Al contrario, la diversificazione non correlata è di solito più ostica in termini manageriali, ma caratterizzata da risultati finanziari più elevati, come confermato dalla ricerca economica in questo ambito. Soprattutto in questo caso è comune affidarsi a consulenze e studi di mercato per valutare la fattibilità dell’operazione.

Le soluzioni adottate in entrambi i casi sono di solito lo sviluppo interno, le joint venture e le operazioni di M&A.

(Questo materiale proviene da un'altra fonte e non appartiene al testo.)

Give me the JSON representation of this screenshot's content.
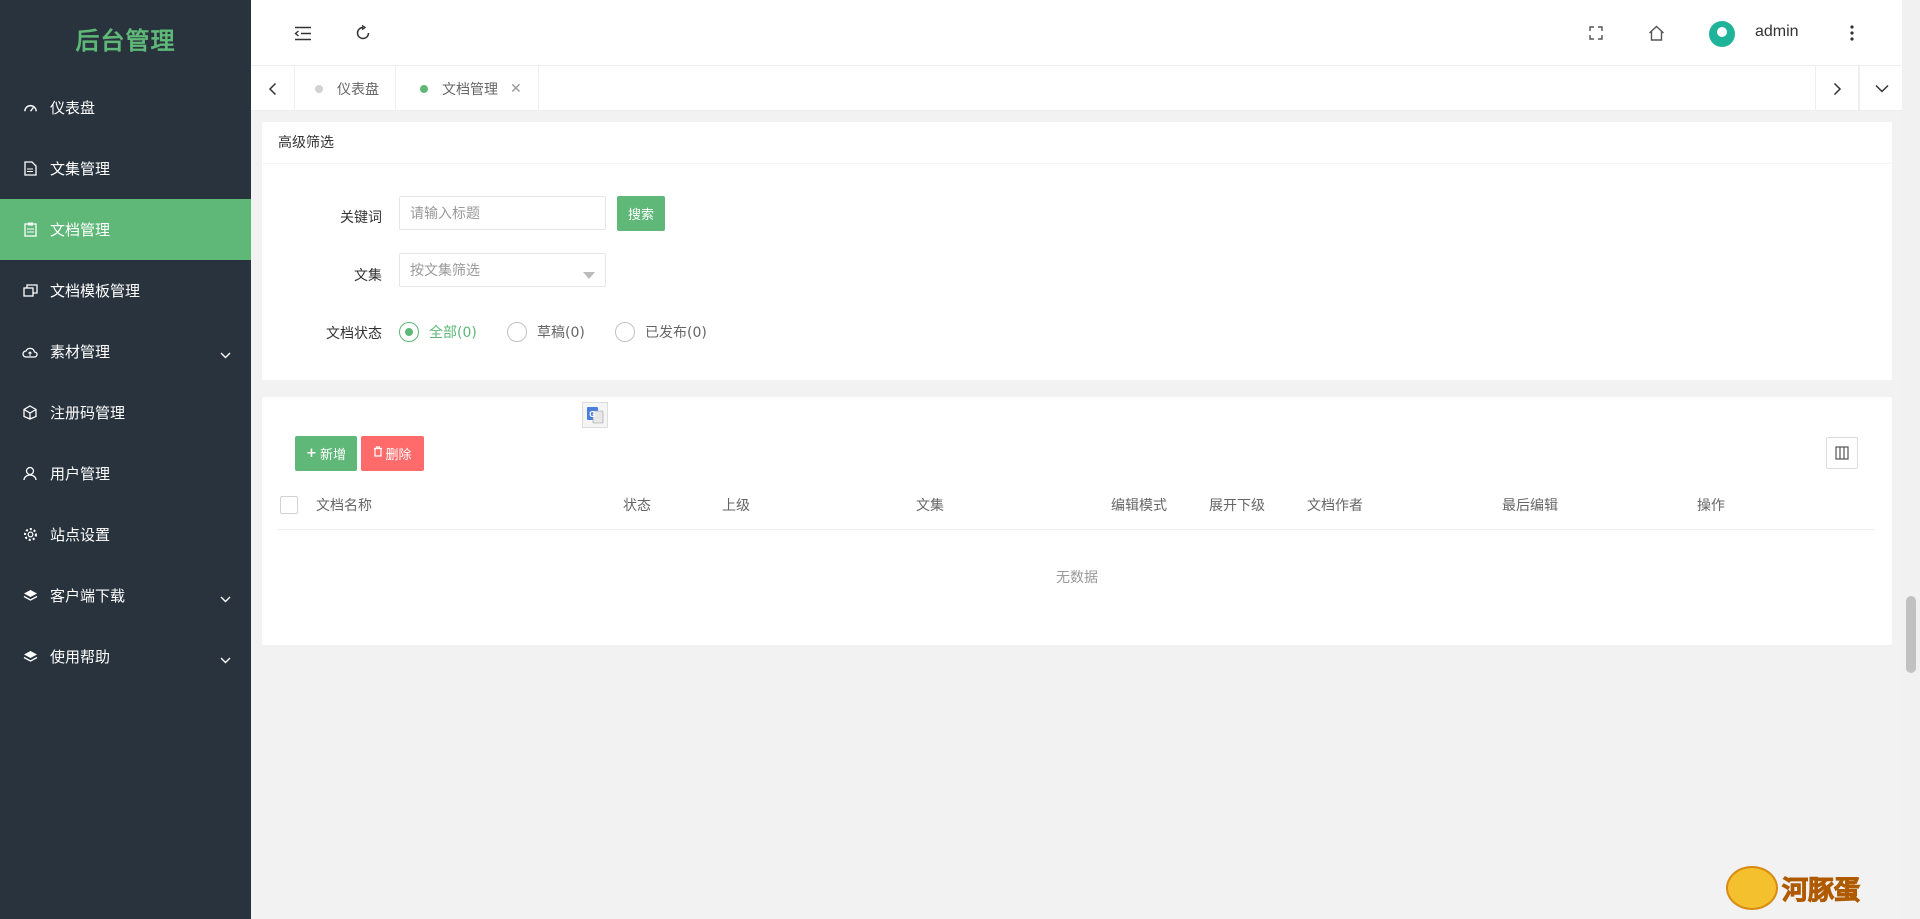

Lo sviluppo interno presenta tempistiche medio-lunghe poiché l’impresa dovrà realizzare internamente quanto previsto dalla strategia di diversificazione, integrando nuove professionalità – se necessario – e dotandosi di infrastrutture all’avanguardia.

Le joint venture consentono alle imprese una condivisione dei rischi e dei costi connessi alle operazioni di diversificazione, permettendo allo stesso tempo di mettere in comune l’expertise necessario. Anche le joint venture presentano di solito tempi lunghi, dovuti soprattutto alla definizione dei dettagli alle base dell’accordo tra le società.

Le operazioni di M&A infine rappresentano la scelta più complessa ma anche più efficace, soprattutto nei casi di diversificazione non correlata: in particolare le acquisizioni di società già avviate consentono di entrare in mercati ancora inesplorati senza sviluppare da zero le attività.